Co trzeba należy zrobić przed rywalizacją drużynową?
- Dzisiaj trzeba pogodzić się z emocjami. Trzeba to przetrawić, zostawić na sali i pamiętać o tym, że ten sport jest piękny. Nie ma tu wielu świetnych zawodniczek. To pokazuje trud olimpijskich kwalifikacji. Być tutaj to olbrzymie wyróżnienie. Nie przyjechałam do Paryża z nastawieniem, że tyle poświęciłam i teraz mi się coś należy. Co to, to nie! Walczyłam dzielnie, ale moim celem była dobra, równa walka i tego osiągnąć mi się nie udało. Trochę mnie to boli. Jeszcze pomyślę dziś, czym to jest spowodowane. Trzeba się później odprężyć i przygotować na start drużynowy. Wszystkim tu jest trudno. Ten, kto radzi sobie lepiej z emocjami, jest górą - zauważyła Knapik-Miazga.

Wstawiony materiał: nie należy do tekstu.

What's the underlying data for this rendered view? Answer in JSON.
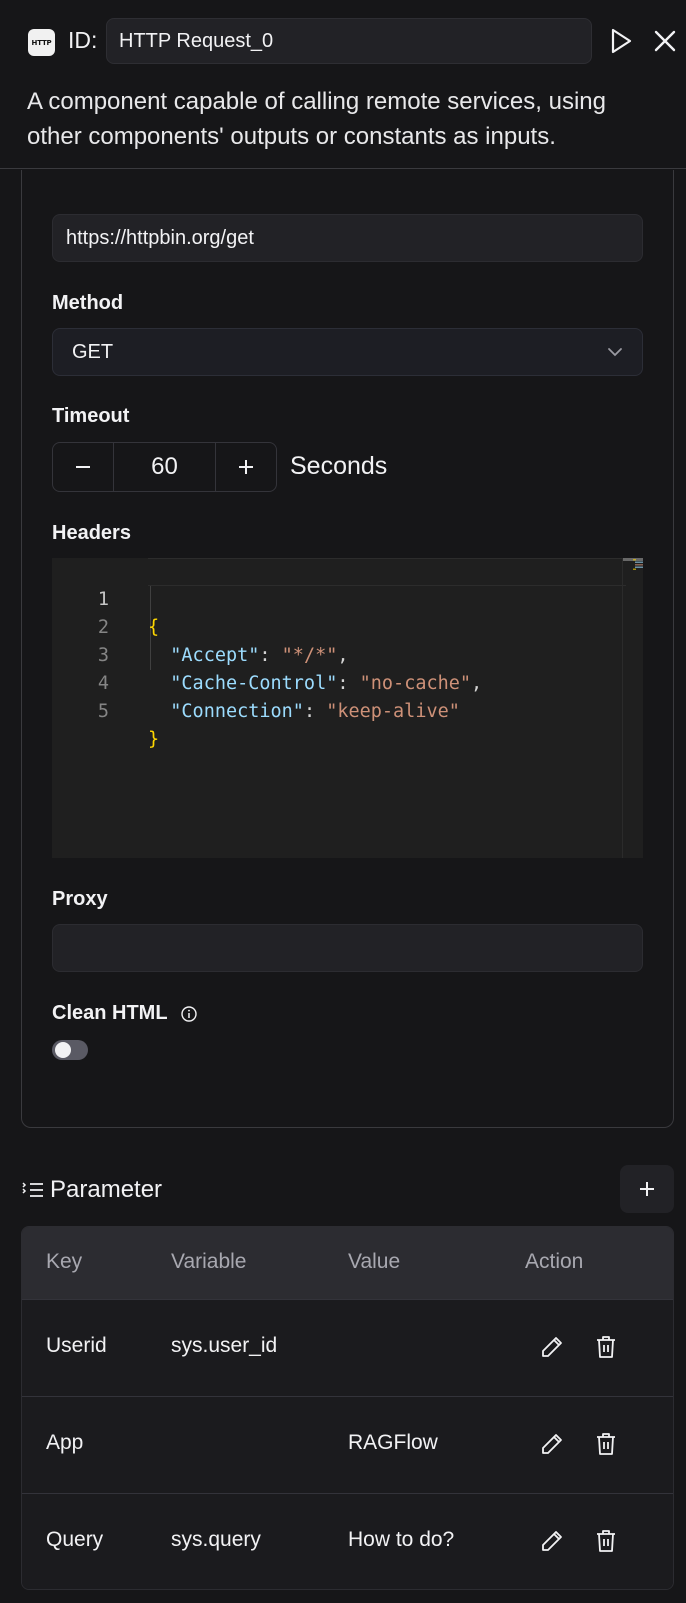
{
  "header": {
    "logo_text": "HTTP",
    "id_label": "ID:",
    "id_value": "HTTP Request_0",
    "description": "A component capable of calling remote services, using other components' outputs or constants as inputs."
  },
  "form": {
    "url_value": "https://httpbin.org/get",
    "method_label": "Method",
    "method_value": "GET",
    "timeout_label": "Timeout",
    "timeout_value": "60",
    "timeout_unit": "Seconds",
    "headers_label": "Headers",
    "headers_code": {
      "line_numbers": [
        "1",
        "2",
        "3",
        "4",
        "5"
      ],
      "open_brace": "{",
      "entries": [
        {
          "key": "\"Accept\"",
          "value": "\"*/*\"",
          "trail": ","
        },
        {
          "key": "\"Cache-Control\"",
          "value": "\"no-cache\"",
          "trail": ","
        },
        {
          "key": "\"Connection\"",
          "value": "\"keep-alive\"",
          "trail": ""
        }
      ],
      "colon": ": ",
      "close_brace": "}"
    },
    "proxy_label": "Proxy",
    "proxy_value": "",
    "clean_html_label": "Clean HTML",
    "clean_html_enabled": false
  },
  "parameter": {
    "title": "Parameter",
    "columns": [
      "Key",
      "Variable",
      "Value",
      "Action"
    ],
    "rows": [
      {
        "key": "Userid",
        "variable": "sys.user_id",
        "value": ""
      },
      {
        "key": "App",
        "variable": "",
        "value": "RAGFlow"
      },
      {
        "key": "Query",
        "variable": "sys.query",
        "value": "How to do?"
      }
    ]
  },
  "icons": {
    "logo": "http-logo-icon",
    "run": "play-icon",
    "close": "close-icon",
    "method_dropdown": "chevron-down-icon",
    "decrement": "minus-icon",
    "increment": "plus-icon",
    "info": "info-icon",
    "parameter": "list-icon",
    "add": "plus-icon",
    "edit": "pencil-icon",
    "delete": "trash-icon"
  }
}
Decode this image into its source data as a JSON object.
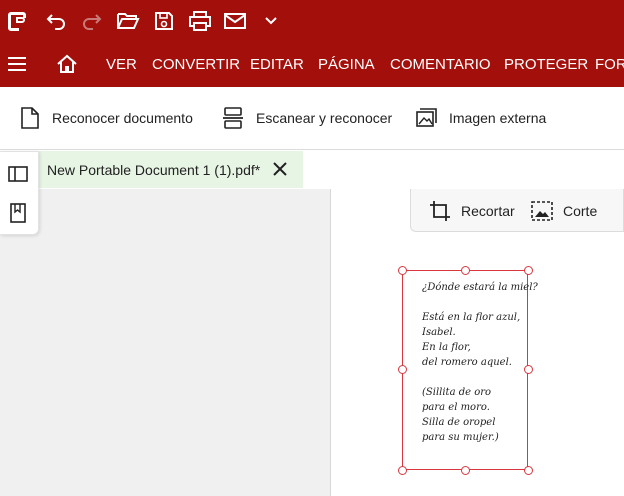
{
  "colors": {
    "brand": "#a30f0b",
    "tab_active_bg": "#e7f5e4",
    "crop_border": "#d9363e"
  },
  "menu": [
    "VER",
    "CONVERTIR",
    "EDITAR",
    "PÁGINA",
    "COMENTARIO",
    "PROTEGER",
    "FOR"
  ],
  "ribbon": {
    "recognize": "Reconocer documento",
    "scan": "Escanear y reconocer",
    "external": "Imagen externa"
  },
  "tab": {
    "label": "New Portable Document 1 (1).pdf*"
  },
  "crop_tool": {
    "crop": "Recortar",
    "cut": "Corte"
  },
  "poem": [
    "¿Dónde estará la miel?",
    "",
    "Está en la flor azul,",
    "Isabel.",
    "En la flor,",
    "del romero aquel.",
    "",
    "(Sillita de oro",
    "para el moro.",
    "Silla de oropel",
    "para su mujer.)"
  ]
}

Godzić się z emocjami muszą też po rywalizacji indywidualnej jej koleżanki z drużyny. Martyna Swatowska-Wenglarczyk przegrała w 1/16 z Koreanką Serą Song. Wychodząc z sali miała łzy w oczach. Nie chciała rozmawiać z dziennikarzami. Trudno było pogodzić się też z porażką w 1/8 Alicji Klasik. 20-latka to aktualna mistrzyni Polski. Od dawna mówi się o niej, że tu duży talent. Zresztą zdobywała już medale na juniorskich imprezach międzynarodowych. W pierwszym swoim pojedynku w Grand Palais trafiła na 15 lat od siebie starszą Włoszkę Rizzi, która w Paryżu rozstawiona została z numerem piątym (Polska - 28.) Klasik zaczęła od prowadzenia 3:0, ale do rozstrzygnięcia była potrzeba dogrywka. Nasza szpadzistka wygrała 12:11.
Potem czekała starsza od niej Estonka Nelli Differt. Klasik przegrywała 8:10, ale w końcówce zadała dwa trafienia i mieliśmy kolejną dogrywkę. Renata Knapik-Miazga kilka godzin wcześniej przestrzegała, że szpadzistka z Estonii jest silna fizycznie, ale też wierzyła, że nasza 20-latka ma swoje atuty. Zabrakło jednak sił, bo w krótkiej rozmowie z dziennikarzami Klasik przyznała, że zabrakło jej sił i szpada wypadła z ręki. Było tak blisko... Cóż się zatem dziwić, że czuła sporo rozgoryczenie i szybko uciekła do szatni.
We wtorek o godz. 13:30 Polki będą walczyły drużynowo z Amerykankami. Wystarczy wygrać raz, by wejść do najlepszej czwórki i bić się o medale.